21 maio 2010

(Quincas Berro D'água, Brasil, 2010). Sob o mar, vemos um corpo afundando ao som de uma lamentação que saúda a morte. São frases envolvidas em efeitos sonoros narradas com marcação teatral. Este é o início e o fim. Aqui, a morte não é o clímax, a surpresa ou desfecho. O título da obra adaptada prenuncia a conceituação mostrada às claras sobre o que é viver e o que é perder a vida: A Morte e a Morte de Quincas Berro D’Água. A morte e a morte. A repetição não significa, de modo algum, igualdade. São dois momentos que também poderiam aparecer como A Morte e a Vida, e vice-versa. Importa é que a cronologia natural, nesse caso, será sempre invertida mesmo.

Graças a Jorge Amado, que teceu a história do personagem em meio à boemia de Salvador, esses conceitos são definidos sem gratuidade. O estilo do escritor pode ser observado nas falas, no gingado dos homens, no rebolado das mulheres, na malandragem instintiva com que os baianos sobem e descem as ladeiras. Contudo, o texto na boca dos personagens, por mais que denotem essa contribuição do autor da obra, são desprovidas de naturalidade. Diálogos se aproximam de um arcaicismo recente e causam estranheza como um dialeto. A aproximação do texto cinematográfico com o estilo literário de Jorge Amado então demonstra um esforço em direção a um experimento fílmico. Nada de acertos ou erros. É uma questão de condução da mistura entre diferentes gêneros. O destino aonde isto nos leva é bem mais interessante.

O personagem principal é onipresente. O longa inteiro conta com a narração póstuma de Quincas. A primeira pessoa nos mantém próximos ao personagem. Seu modo de olhar, seu jeito de encarar os fatos, causa empatia. Também em parte porque é Paulo José seu intérprete. O morto é tratado como vivo por seus amigos, verdadeiros amigos, pertencentes à plebe soteropolitana. O contraponto é dado pelo bendito comportamento social da família genética de Quincas. Família tradicional de classe média, com conduta de rabo de olho de reprovação às prostitutas nas esquinas por onde o pai, o marido e o sogro que foi Quincas resolveu andar, para se satisfazer com o mundo.
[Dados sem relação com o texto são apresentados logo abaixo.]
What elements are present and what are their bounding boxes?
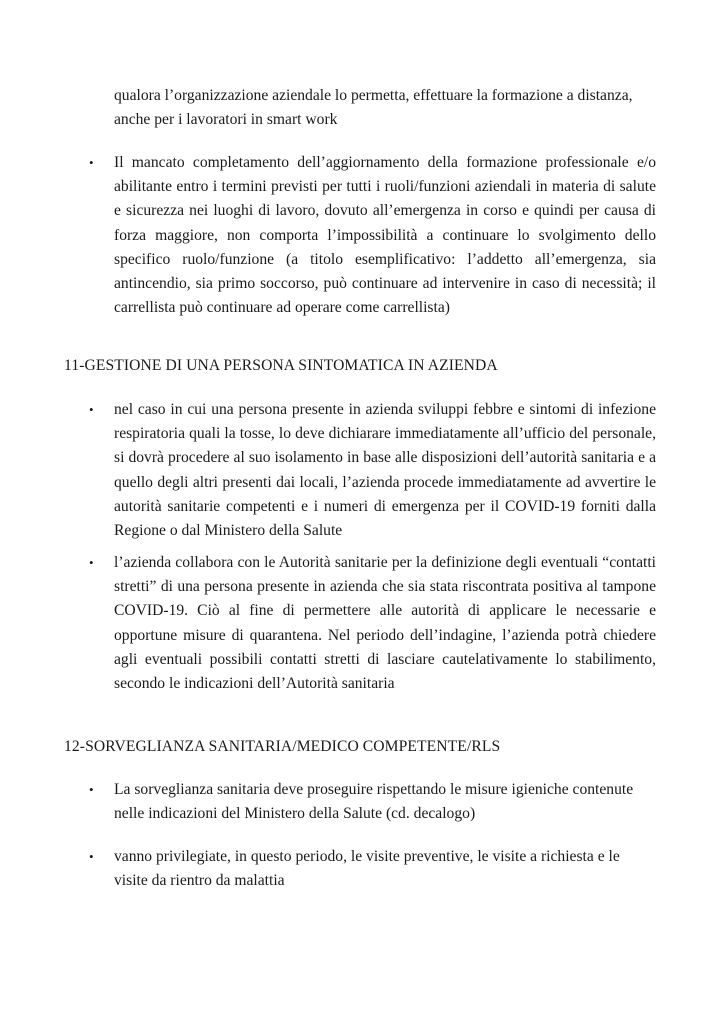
- list-item: Il mancato completamento dell’aggiornamento della formazione professionale e/o abilitante entro i termini previsti per tutti i ruoli/funzioni aziendali in materia di salute e sicurezza nei luoghi di lavoro, dovuto all’emergenza in corso e quindi per causa di forza maggiore, non comporta l’impossibilità a continuare lo svolgimento dello specifico ruolo/funzione (a titolo esemplificativo: l’addetto all’emergenza, sia antincendio, sia primo soccorso, può continuare ad intervenire in caso di necessità; il carrellista può continuare ad operare come carrellista): [114, 154, 656, 317]
- bullet-icon: •: [89, 782, 94, 797]
- list-item: La sorveglianza sanitaria deve proseguire rispettando le misure igieniche contenute nelle indicazioni del Ministero della Salute (cd. decalogo): [114, 781, 634, 823]
- list-item: vanno privilegiate, in questo periodo, le visite preventive, le visite a richiesta e le visite da rientro da malattia: [114, 848, 620, 890]
- list-item: nel caso in cui una persona presente in azienda sviluppi febbre e sintomi di infezione respiratoria quali la tosse, lo deve dichiarare immediatamente all’ufficio del personale, si dovrà procedere al suo isolamento in base alle disposizioni dell’autorità sanitaria e a quello degli altri presenti dai locali, l’azienda procede immediatamente ad avvertire le autorità sanitarie competenti e i numeri di emergenza per il COVID-19 forniti dalla Regione o dal Ministero della Salute: [114, 401, 656, 540]
- bullet-icon: •: [89, 402, 94, 417]
- list-item: l’azienda collabora con le Autorità sanitarie per la definizione degli eventuali “contatti stretti” di una persona presente in azienda che sia stata riscontrata positiva al tampone COVID-19. Ciò al fine di permettere alle autorità di applicare le necessarie e opportune misure di quarantena. Nel periodo dell’indagine, l’azienda potrà chiedere agli eventuali possibili contatti stretti di lasciare cautelativamente lo stabilimento, secondo le indicazioni dell’Autorità sanitaria: [114, 554, 656, 693]
- section-heading: 11-GESTIONE DI UNA PERSONA SINTOMATICA IN AZIENDA: [64, 357, 498, 374]
- continuation-paragraph: qualora l’organizzazione aziendale lo permetta, effettuare la formazione a distanza, anche per i lavoratori in smart work: [114, 87, 633, 129]
- section-heading: 12-SORVEGLIANZA SANITARIA/MEDICO COMPETENTE/RLS: [64, 738, 501, 755]
- bullet-icon: •: [89, 849, 94, 864]
- bullet-icon: •: [89, 555, 94, 570]
- bullet-icon: •: [89, 155, 94, 170]
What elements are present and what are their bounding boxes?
O mundo que passou a ser seu depois que partiu. Temporariamente, mas foi.

O grotesco, então, se dá pelas farras. E se divertir, aqui, não se manifesta apenas pela alegria ou pelos prazeres. Divertir-se, aqui e ali, também é verter. Transbordar limites, superar regras sociais. Jorge Amado revelou esta fonte crítica em muitos de seus livros — Capitães de Areia é o mais famoso exemplo. O baiano Sergio Machado aproveita para explicitar isso em Quincas Berro D’água assim como o tornou elemento de Cidade Baixa (direção e roteiro), Madame Satã e Abril Despedaçado (roteiro).
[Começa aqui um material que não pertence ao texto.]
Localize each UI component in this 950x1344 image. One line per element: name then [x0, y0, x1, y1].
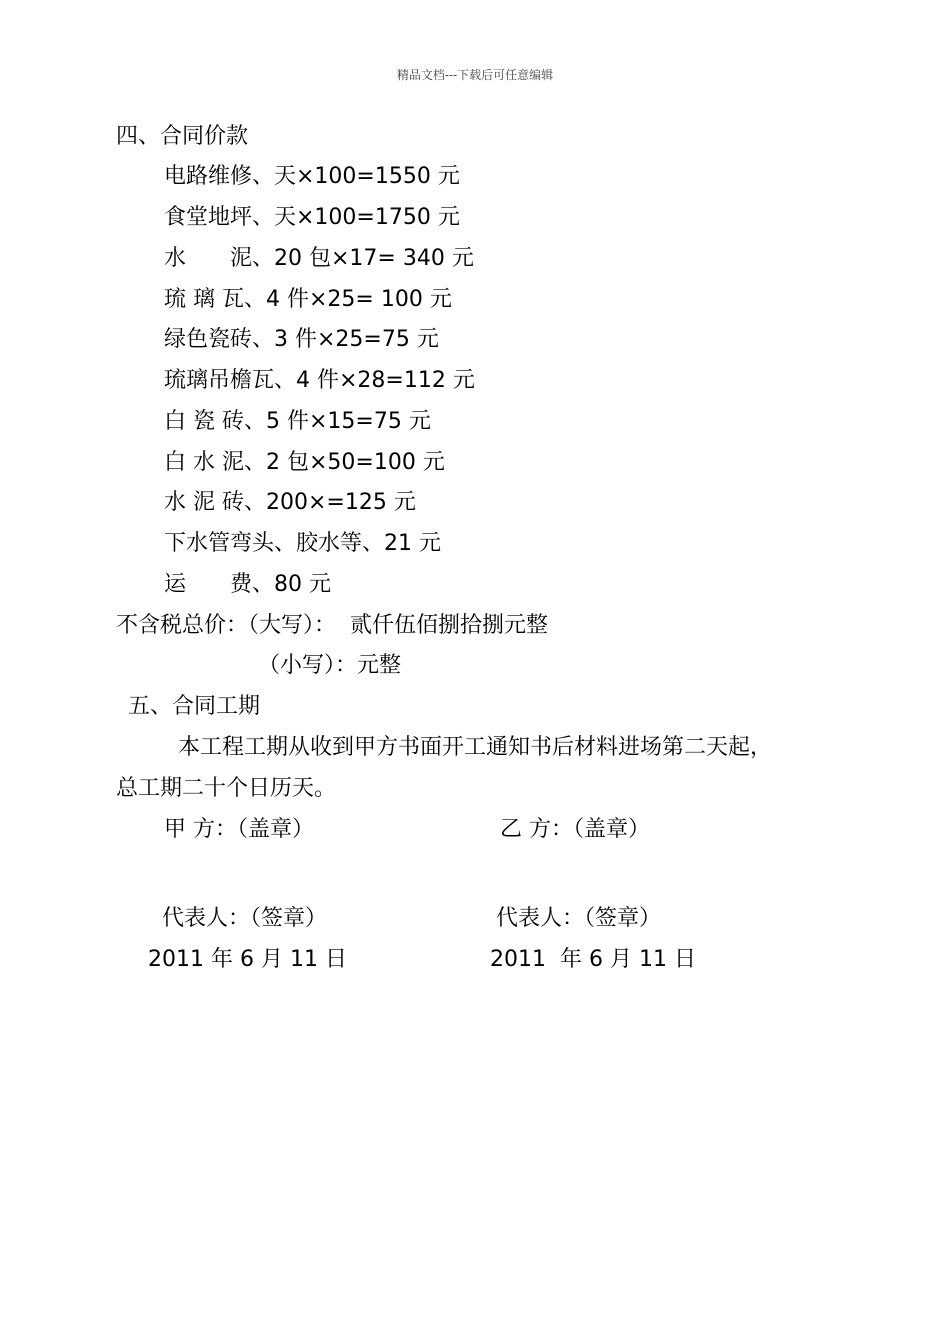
price-item: 白 瓷 砖、5 件×15=75 元 [164, 409, 431, 434]
party-b-seal: 乙 方：（盖章） [500, 817, 650, 842]
section-5-title: 五、合同工期 [128, 694, 261, 719]
price-item: 琉璃吊檐瓦、4 件×28=112 元 [164, 368, 475, 393]
price-item: 琉 璃 瓦、4 件×25= 100 元 [164, 287, 452, 312]
price-item: 水 泥、20 包×17= 340 元 [164, 246, 474, 271]
party-a-seal: 甲 方：（盖章） [164, 817, 314, 842]
section-5-paragraph-line-1: 本工程工期从收到甲方书面开工通知书后材料进场第二天起， [178, 735, 773, 760]
total-price-lower: （小写）：元整 [258, 653, 402, 678]
representative-b: 代表人：（签章） [496, 906, 662, 931]
price-item: 运 费、80 元 [164, 572, 331, 597]
price-item: 电路维修、天×100=1550 元 [164, 164, 460, 189]
price-item: 绿色瓷砖、3 件×25=75 元 [164, 327, 439, 352]
price-item: 白 水 泥、2 包×50=100 元 [164, 450, 445, 475]
date-b: 2011 年 6 月 11 日 [490, 947, 696, 972]
section-5-paragraph-line-2: 总工期二十个日历天。 [116, 776, 337, 801]
price-item: 水 泥 砖、200×=125 元 [164, 490, 416, 515]
page-header: 精品文档---下载后可任意编辑 [396, 68, 554, 82]
price-item: 食堂地坪、天×100=1750 元 [164, 205, 460, 230]
total-price-upper: 不含税总价：（大写）： 贰仟伍佰捌拾捌元整 [116, 613, 548, 638]
price-item: 下水管弯头、胶水等、21 元 [164, 531, 441, 556]
section-4-title: 四、合同价款 [116, 124, 249, 149]
date-a: 2011 年 6 月 11 日 [148, 947, 347, 972]
representative-a: 代表人：（签章） [162, 906, 328, 931]
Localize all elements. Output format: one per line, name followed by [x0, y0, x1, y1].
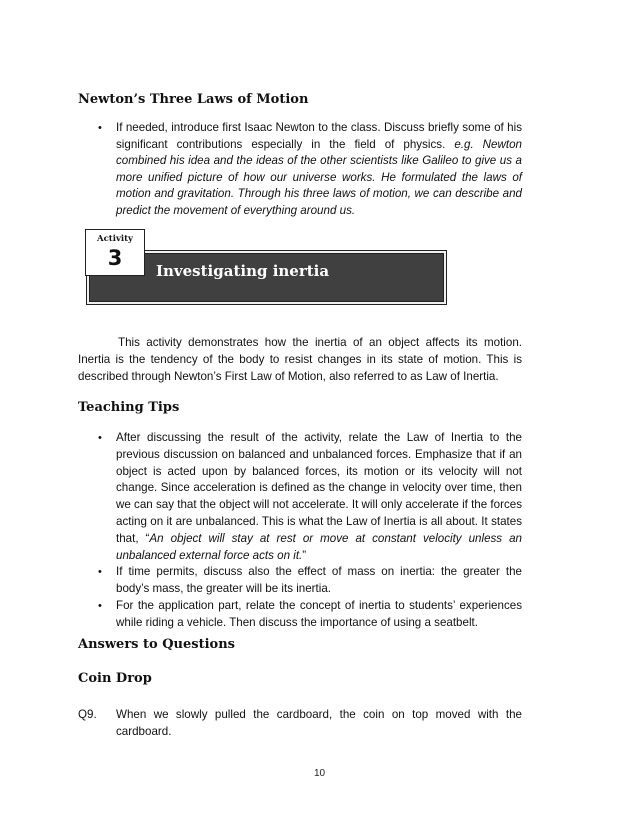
activity-badge — [85, 229, 145, 276]
tip-text: If time permits, discuss also the effect of mass on inertia: the greater the body’s mass, the greater will be its inertia. — [116, 565, 522, 596]
section-heading-answers: Answers to Questions — [78, 637, 235, 652]
activity-label: Activity — [97, 234, 133, 244]
list-item — [78, 430, 522, 564]
subheading-coin-drop: Coin Drop — [78, 671, 152, 686]
bullet-icon: • — [98, 599, 102, 612]
section-heading-teaching-tips: Teaching Tips — [78, 400, 180, 415]
newton-intro-list — [78, 120, 522, 219]
list-item — [78, 598, 522, 632]
tip-text-after: ” — [302, 548, 307, 562]
activity-number: 3 — [107, 246, 123, 270]
list-item — [78, 564, 522, 598]
teaching-tips-list — [78, 430, 522, 632]
bullet-icon: • — [98, 566, 102, 579]
answer-text: When we slowly pulled the cardboard, the coin on top moved with the cardboard. — [116, 708, 522, 738]
bullet-text-italic: e.g. Newton combined his idea and the ideas of the other scientists like Galileo to give us a more unified picture of how our universe works. He formulated the laws of motion and gravitation. Through his three laws of motion, we can describe and predict the movement of everything around us. — [116, 137, 522, 217]
intro-text: This activity demonstrates how the inertia of an object affects its motion. Inertia is the tendency of the body to resist changes in its state of motion. This is described through Newton’s First Law of Motion, also referred to as Law of Inertia. — [78, 336, 522, 384]
activity-intro-paragraph — [78, 334, 522, 386]
tip-text-italic: An object will stay at rest or move at constant velocity unless an unbalanced external force acts on it. — [116, 531, 522, 562]
tip-text-plain: After discussing the result of the activity, relate the Law of Inertia to the previous discussion on balanced and unbalanced forces. Emphasize that if an object is acted upon by balanced forces, its motion or its velocity will not change. Since acceleration is defined as the change in velocity over time, then we can say that the object will not accelerate. It will only accelerate if the forces acting on it are unbalanced. This is what the Law of Inertia is all about. It states that, “ — [116, 431, 522, 545]
section-heading-newtons-laws: Newton’s Three Laws of Motion — [78, 92, 309, 107]
tip-text: For the application part, relate the concept of inertia to students’ experiences while riding a vehicle. Then discuss the importance of using a seatbelt. — [116, 598, 522, 629]
bullet-icon: • — [98, 122, 102, 134]
page-number: 10 — [313, 768, 326, 779]
bullet-icon: • — [98, 432, 102, 444]
bullet-text-plain: If needed, introduce first Isaac Newton to the class. Discuss briefly some of his significant contributions especially in the field of physics. — [116, 121, 522, 151]
list-item — [78, 120, 522, 219]
question-number: Q9. — [78, 708, 97, 721]
activity-title: Investigating inertia — [156, 262, 330, 280]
O diretor não esconde as reflexões passíveis de impregnar os espectadores após o filme; fica até didaticamente claro. Esse resultado intelectual dignifica as cenas, feitas com propósitos de comédia, mas que se encerram como representação. O riso poucas vezes emerge como no clássico americano Um Morto Muito Louco (1989) ou no indiano Jaane Bhi Do Yaaro (1983). Quincas Berro D’Água: uma representação — mais do que atuação —, como abordagem do existencialismo. Não é sisudo, porém; não é gritantemente substancial, nem carregado de pessimismo, como Brás Cubas analisa seus "causos" à pena de Machado de Assis.

Mergulhar no universo de Jorge Amado, em forma e conteúdo, acrescenta e eleva o filme de Sergio Machado. Tira o peso das costas de Quincas ser só mais uma comédia. E é também por isso que a história ganha ainda mais veemência quando contada.